Bra'tac sighed. "Oh, my boy," he said. "You should have come to me before now. Did you believe I could be angry with you for this?"

"I did not wish you to think..." Teal'c began.

"What would I think?" Bra'tac demanded. "That you had seized an opportunity to bring yourself into my family without being tied to a living wife? That you would seek to name yourself as my son-in-law, yet have no barrier to making Shan'auc your mistress for life?" He shook his head with a melancholy smile. "Teal'c, I did not know you then as I know you now, but even then I knew you too well to suspect you of such a thing. There is little doubt in my heart that I shall name you my successor, but what doubt there is comes from questioning your aptness to the politics of my role."

Teal'c flushed with pride, but his doubts remained. "So it is," he allowed. "That is why I can not marry Drey'auc for position, forgetting my vows to Andromeda."

Bra'tac shook his head again. "As Andromeda's father," he said. "I release you from your widower's obligation to my daughter. I can not believe that she would wish it otherwise," he added, silencing Teal'c's protests with a gesture.

"I seem to be one of the only people not to have known about your affair with Shan'auc at the time," Bra'tac went on. "But I have since learned – and it does not surprise me – that it hurt Andromeda greatly to see you with another."

Teal'c turned his face away in shame.

"Nevertheless," Bra'tac said. "What you did was an act of great heart; to jeopardise your chances of a future match for the sake of a dying girl's comfort. I did not know Andromeda's heart as well as you did, but I do not think that she would begrudge you any happiness for the sake of those vows. What say you?"

"She would not," Teal'c admitted. "But there is something else."

Bra'tac sighed again. "There always is," he assured his protégé. "What is it this time?"

"When I hold Drey'auc," Teal'c said. "I think of Andromeda."

"You must let her go, Teal'c. You do her spirit no favours by holding so tightly."

"I do not mean that I wish I were holding Andromeda in Drey'auc's place," Teal'c explained. "I mean that my mind is full of the memory of her, as I held her and she...As she died."

Bra'tac frowned. That sounded more serious to him. "Live," was all he said, however. "Live through the day – through your first battle – before you trouble any more over this."

"Yes, Tek ma'te," Teal'c said. "And thank you; for everything."

Bra'tac watched the boy go with a heavy heart. While for himself he hated to see Teal'c with anyone but Andromeda, he had spoken the truth in telling him that she would not begrudge his happiness, any more than he believed his beloved Ariadne would turn in her grave if he were to take another woman to his bed. Of course, in twenty-two years, he had done so only once, but he had been given twenty-five years with Ariadne before she was taken from him. Teal'c might only be seventeen years younger than Bra'tac had been when he was widowed, but he had known only the first blush and revelation of love, and the First Prime did not wish the boy he cared for almost as a son to never know love in its full, mature glory.

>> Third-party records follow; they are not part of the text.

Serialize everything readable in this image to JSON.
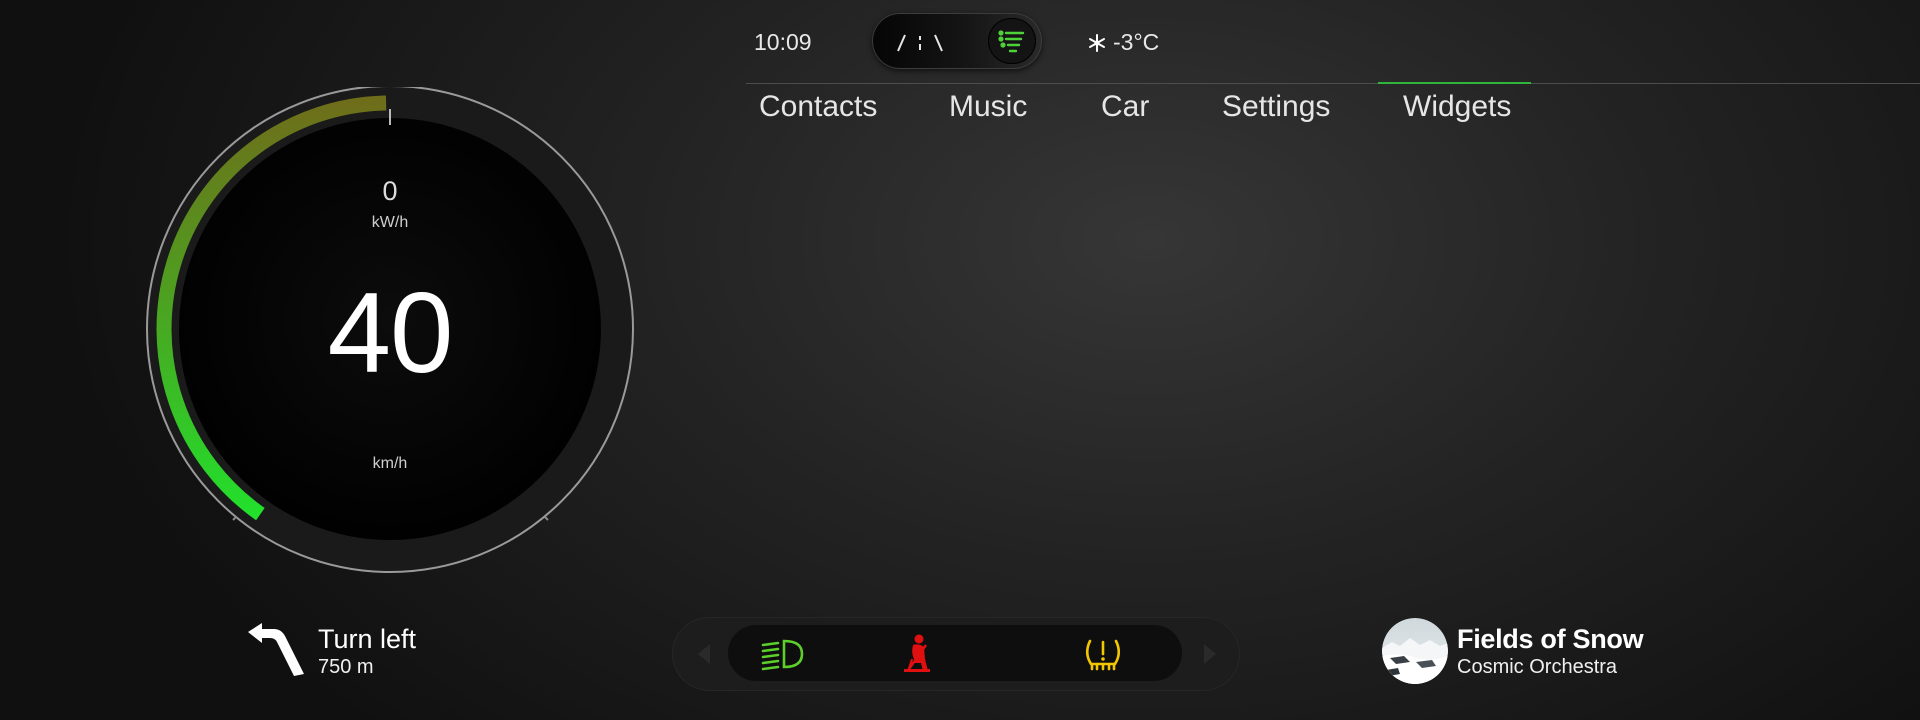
{
  "status_bar": {
    "time": "10:09",
    "temperature": "-3°C",
    "weather_icon": "snowflake-icon",
    "mode_toggle": {
      "options": [
        "road-icon",
        "list-icon"
      ],
      "selected": "list-icon"
    }
  },
  "nav": {
    "tabs": [
      {
        "label": "Contacts"
      },
      {
        "label": "Music"
      },
      {
        "label": "Car"
      },
      {
        "label": "Settings"
      },
      {
        "label": "Widgets"
      }
    ],
    "active_tab": "Widgets"
  },
  "speedometer": {
    "power_value": "0",
    "power_unit": "kW/h",
    "speed_value": "40",
    "speed_unit": "km/h",
    "arc_fill_fraction": 0.4
  },
  "navigation": {
    "instruction": "Turn left",
    "distance": "750 m",
    "icon": "turn-left-arrow-icon"
  },
  "telltales": {
    "items": [
      {
        "icon": "headlight-icon",
        "color": "#5ccf2a"
      },
      {
        "icon": "seatbelt-icon",
        "color": "#e01010"
      },
      {
        "icon": "tire-pressure-icon",
        "color": "#f2c600"
      }
    ],
    "prev_icon": "chevron-left-icon",
    "next_icon": "chevron-right-icon"
  },
  "now_playing": {
    "title": "Fields of Snow",
    "artist": "Cosmic Orchestra"
  },
  "colors": {
    "accent_green": "#2fb53b",
    "gauge_green": "#22d62c",
    "gauge_olive": "#6e6e1a"
  }
}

Of course, he _would_ have to live through the next day, and the one after that, and the one after that; and for a Jaffa, living through the day was not always easy.

*

Although he knew that his mother was right, and that Drey'auc might well be angry with him, Teal'c did not return to the Shrine of Amaunet-Sehetep after speaking with Bra'tac. While the older Jaffa might be right, and things might seem different after the battle, for now he knew that to go to Drey'auc would only bring him pain. Instead he returned to the warriors' hall and tried his best to sleep.

*

In the morning the warriors were restless, and the hours seemed to drag into weeks before the end of the fourth hour drew near. As the time approached, the young warriors trooped to the armoury. Here they donned the chain mail and took up the staff weapon that they had been given the day before, and the armoury master issued each of them with the remainder of their battle armour, and a zat'nik'tel to wear at their wrist. So armed, they filed down to the sacred space, and gathered around the Chappa'ai, trying to contain their nervous energy and not fidget, desperate to emulate the still, silent forms of the Serpent Guards who stood ready beside them.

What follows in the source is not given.